Everything that had happened between us so far could still be seen as friendly banter, though it was hard to tell where good-natured rough-housing ended and the pleasure of amorous touching began; the borderline was carefully guarded by sober intelligence, even if the situation itself, precisely because of its delicious inherent possibilities, seemed irreversible; we'd either crossed the line already or simply didn't know where we were.

She'll tell me another time, she said dryly, now I should let her go.

No, I won't, I said, not until she explained what she meant, I don't like this kind of nonsense.

But reason could no longer help our feelings, because the words themselves were trying to decide about something startling and final, yet we no longer had any idea of what we were talking about — again an unmistakable characteristic of a lovers' quarrel.
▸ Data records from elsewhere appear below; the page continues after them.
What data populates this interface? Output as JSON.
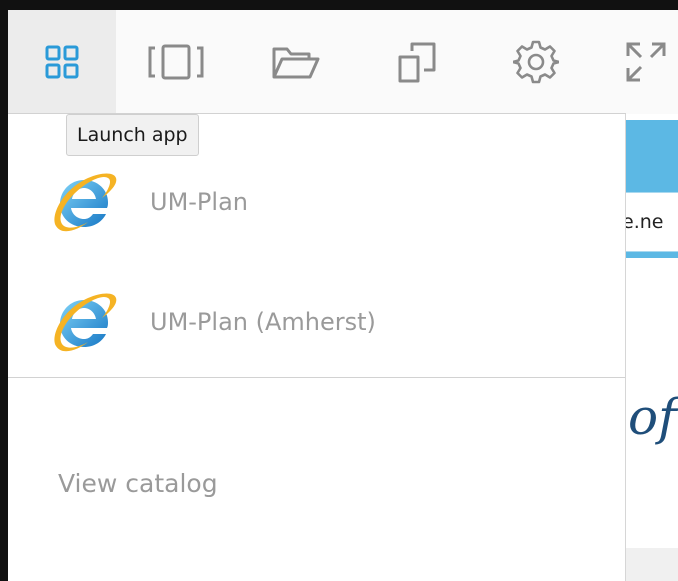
{
  "toolbar": {
    "tools": [
      {
        "icon": "grid-apps-icon",
        "active": true
      },
      {
        "icon": "desktop-window-icon"
      },
      {
        "icon": "folder-open-icon"
      },
      {
        "icon": "copy-windows-icon"
      },
      {
        "icon": "gear-icon"
      },
      {
        "icon": "fullscreen-expand-icon"
      }
    ],
    "tooltip": "Launch app"
  },
  "menu": {
    "apps": [
      {
        "label": "UM-Plan",
        "icon": "internet-explorer-icon"
      },
      {
        "label": "UM-Plan (Amherst)",
        "icon": "internet-explorer-icon"
      }
    ],
    "catalog_label": "View catalog"
  },
  "background_page": {
    "url_fragment": "e.ne",
    "heading_fragment": "of"
  },
  "colors": {
    "accent_blue": "#2a9ad8",
    "icon_gray": "#8a8a8a",
    "muted_text": "#9a9a9a",
    "band_blue": "#5cb8e4"
  }
}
Angry and impatient, she jerked her head sideways, hoping perhaps that a change of position would also change the situation.

Come on, let go, she said, almost spitefully, Arno had no idea where she might be, he was waiting for her, he'd get all crabby from so much waiting, it was very late.

As she jerked her head away, a ray of light fell on her face, the harsh light of a streetlamp; it was perhaps this light that defeated me.

Pretty funny that she should think of Arno right now, I said with a laugh.

Because in the harsh light from the street — and there is no other way I can put it — his face appeared on hers.

For a moment her face did seem to resemble Arno's long, dry, mournful face, yet it wasn't so much his features that showed through as a feeling, or the shadow of a feeling, just a trace of sadness belonging to that strange man to whom she felt she belonged, and whom, simply by pronouncing his name, and therefore not unwittingly, she now placed between us; he wasn't just the old husband she had to think about even at the moment she was unfaithful and whom she treated like a father or a son; no, it was this man's sadness to which she had to remain faithful, so she could remain faithful to the abiding, all-encompassing sadness that was the basis of their life together — could this be the reason she mentioned being Jewish? — a sadness that was not only his but hers as well, it would appear; was there something between them that was truly unbreakable? could their common bond be the fact that she was a Jew and he a German?

I should have overcome, wiped away, or at least banished temporarily this hitherto unfamiliar, never-before-seen sadness, except that Arno's sadness confounded me; it was the sadness of a man I didn't feel close to, a man I couldn't touch, and I couldn't pretend I didn't see that they shared this sadness — hence her victory, or theirs, over me.